Physiology or medicine: discovering the“Code” of the immune system
The Caroline Institute of Medicine in Sweden announced on October 6th that, the 2025 Nobel Prize in Physiology or Medicine will be awarded to Shimon Sakaguchi, professor at Osaka University, Japan; Mary E. Branco, American Institute of Systems Biology; and Fred Ramsdale, Sonoma biotherapy, USA, in recognition of their research contributions in the mechanisms of peripheral immune tolerance.
The research goes to the heart of the immune mechanism and opens the way for developing new treatments for autoimmune diseases, allergies and cancer, according to the Nikkei website. The human immune system can distinguish foreign“Non-self” such as viruses and bacteria from the“Self” of the cells that make up it. If you can’t tell the difference between a non-self and a self, an undifferentiated attack by the immune system can lead to autoimmune diseases such as type 1 diabetes and systemic lupus erythematosus. In the process, Shimon Sakaguchi discovered that regulatory T cells are effective in preventing the immune system from attacking the body itself. When Shimon Sakaguchi was a student at Kyoto University, he read a study that showed that mice with thymectomies developed symptoms similar to those of autoimmune diseases and became interested in studying them, the report said.
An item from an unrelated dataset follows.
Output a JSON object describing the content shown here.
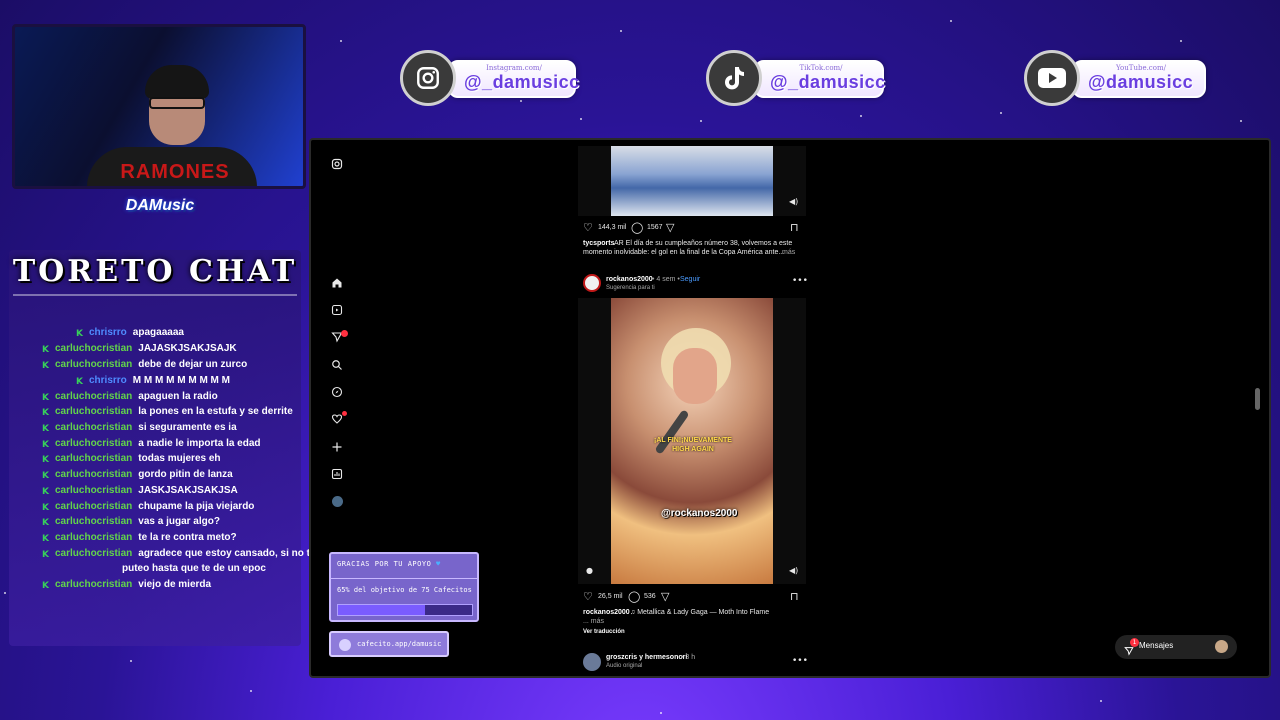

He hypothesized that there is a type of t-cell, an immune cell, that can suppress runaway immunity. Despite the skepticism of many researchers about the existence of such cells, Shimon Sakaguchi continued his research and demonstrated the existence of regulatory T cells in 1985.
In 1995, Shimon Sakaguchi successfully identified the cell and became the discoverer of regulatory T cells. But the initial lack of mainstream support for the field was once questioned, cold shoulder. This continued until 2001, when American Scientists Blenko and Ramsdell identified the gene responsible. Since then, the scientific community has generally accepted the concept of regulatory T cells and peripheral immune tolerance, which has deepened the understanding of how the immune system works, therefore, a series of new researches have been carried out in the prevention of autoimmune diseases, inhibition of organ transplantation rejection and cancer therapy.